12劑後,自感乏力較前明顯好轉,納增,仍時有脅肋隱痛,脘腹脹痛,但已減輕,夜寐已安,情緒好轉。顧氏遵上方減黃芩,白芍改為20克、細辛改為10克、加浙貝母20克,穿山甲10克,水蛭6克。繼服6劑後,諸症減輕,隨症加減服至1997年11月就診時,已無明顯不適,納眠可,二便凋,B超檢查肝腫塊比1年前無明顯增大。

肝癌患者以脹、滿、痞、痛為主要症狀。然而失去手術機會時,積極的化療有時會適得其反,反致正氣更虛,諸症更重,甚至病情惡化。
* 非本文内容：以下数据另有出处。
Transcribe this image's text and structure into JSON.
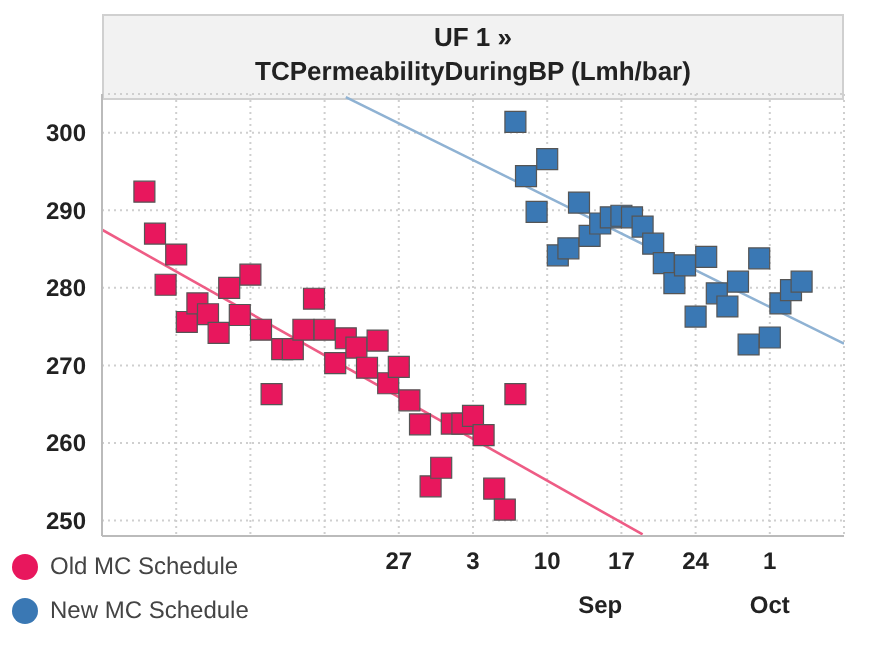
{
  "chart_data": {
    "type": "scatter",
    "title": "UF 1 »",
    "subtitle": "TCPermeabilityDuringBP (Lmh/bar)",
    "grid": true,
    "legend": "bottom left",
    "xlim": [
      "--07-30",
      "--10-08"
    ],
    "xticks": [
      {
        "value": "--08-06",
        "label": null
      },
      {
        "value": "--08-13",
        "label": null
      },
      {
        "value": "--08-20",
        "label": null
      },
      {
        "value": "--08-27",
        "label": "27"
      },
      {
        "value": "--09-03",
        "label": "3"
      },
      {
        "value": "--09-10",
        "label": "10"
      },
      {
        "value": "--09-17",
        "label": "17"
      },
      {
        "value": "--09-24",
        "label": "24"
      },
      {
        "value": "--10-01",
        "label": "1"
      }
    ],
    "x2lim": [
      "--07-30",
      "--10-08"
    ],
    "x2ticks": [
      {
        "value": "--09-15",
        "label": "Sep"
      },
      {
        "value": "--10-01",
        "label": "Oct"
      }
    ],
    "ylim": [
      248,
      305
    ],
    "yticks": [
      250,
      260,
      270,
      280,
      290,
      300
    ],
    "series": [
      {
        "name": "Old MC Schedule",
        "marker": "square",
        "color": "#e8175d",
        "x": [
          "--08-03",
          "--08-04",
          "--08-06",
          "--08-05",
          "--08-07",
          "--08-08",
          "--08-09",
          "--08-10",
          "--08-11",
          "--08-12",
          "--08-13",
          "--08-14",
          "--08-15",
          "--08-16",
          "--08-17",
          "--08-18",
          "--08-19",
          "--08-20",
          "--08-21",
          "--08-22",
          "--08-23",
          "--08-24",
          "--08-25",
          "--08-26",
          "--08-27",
          "--08-28",
          "--08-29",
          "--08-30",
          "--08-31",
          "--09-01",
          "--09-02",
          "--09-03",
          "--09-04",
          "--09-05",
          "--09-06",
          "--09-07"
        ],
        "values": [
          292.4,
          287,
          284.3,
          280.4,
          275.6,
          278,
          276.6,
          274.2,
          280,
          276.5,
          281.7,
          274.6,
          266.3,
          272.1,
          272.1,
          274.6,
          278.6,
          274.6,
          270.3,
          273.5,
          272.3,
          269.7,
          273.2,
          267.7,
          269.8,
          265.5,
          262.4,
          254.4,
          256.8,
          262.5,
          262.5,
          263.5,
          261,
          254.1,
          251.4,
          266.3
        ]
      },
      {
        "name": "New MC Schedule",
        "marker": "square",
        "color": "#3a78b4",
        "x": [
          "--09-07",
          "--09-08",
          "--09-09",
          "--09-10",
          "--09-11",
          "--09-12",
          "--09-13",
          "--09-14",
          "--09-15",
          "--09-16",
          "--09-17",
          "--09-18",
          "--09-19",
          "--09-20",
          "--09-21",
          "--09-22",
          "--09-23",
          "--09-24",
          "--09-25",
          "--09-26",
          "--09-27",
          "--09-28",
          "--09-29",
          "--09-30",
          "--10-01",
          "--10-02",
          "--10-03",
          "--10-04"
        ],
        "values": [
          301.4,
          294.4,
          289.8,
          296.6,
          284.2,
          285.1,
          291,
          286.7,
          288.3,
          289.1,
          289.3,
          289.1,
          287.9,
          285.7,
          283.2,
          280.6,
          282.9,
          276.3,
          284,
          279.3,
          277.6,
          280.8,
          272.7,
          283.8,
          273.6,
          278,
          279.7,
          280.8
        ]
      },
      {
        "type": "line",
        "marker": "none",
        "color": "#ee5c85",
        "x": [
          "--07-30",
          "--09-19"
        ],
        "values": [
          287.5,
          248.2
        ]
      },
      {
        "type": "line",
        "marker": "none",
        "color": "#8fb2d3",
        "x": [
          "--08-22",
          "--10-08"
        ],
        "values": [
          304.6,
          272.8
        ]
      }
    ]
  }
}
顧氏認為肝癌病根經久,邪毒深侵,正氣受損,攻伐太急則複傷正氣,邪反固矣。故善治者,當先補虛或兼而伐之,故以生地黃、白芍、山茱萸、枸杞峻補肝腎之陰,伍柴胡、鬱金疏理條達肝氣,佐參、苓、術、草、砂仁實脾,以防肝木克伐脾土,白花蛇舌草、半枝蓮解毒消積。據觀察,多數病人服藥後,在乏力減輕、飲食增進的同時,脹滿痞痛等症亦緩緩改善,生存期延長。

(四)劉偉勝臨證心法

劉偉勝教授以疏肝解毒治肝癌。認為原發性肝癌根據其臨床的各種表現屬於中醫學中“肝積”、“癥瘕”、“積聚”、“鼓脹”和“黃疸”的範疇。肝癌的發生與感受濕熱邪毒或長期飲食不節、嗜酒過度,或情誌抑鬱,肝氣鬱滯,氣滯血瘀,結而成積及七情內傷等引起機體陰陽失衡有關。或正氣虛損,邪氣乘襲,蘊結於肝,肝氣鬱結,氣機受阻,血行不暢,痰瘀互結,形成痞塊,乃致肝癌。

早、中期肝癌患者在采取積極手段治療的同時可配合中醫藥治療,晚期肝癌患者則應以中醫藥治療為主。采取中醫藥方法治療可有效地提高機體免疫功能,減輕放化療的毒副反應,促使機體康複,可控製複發並在一定程度上抑殺癌細胞。劉教授根據其臨床表現,常以疏肝理氣立法,佐以攻毒散結之品。疏肝理氣善用四逆散化裁,攻毒散結善用全蠍、蜈蚣等蟲類之品。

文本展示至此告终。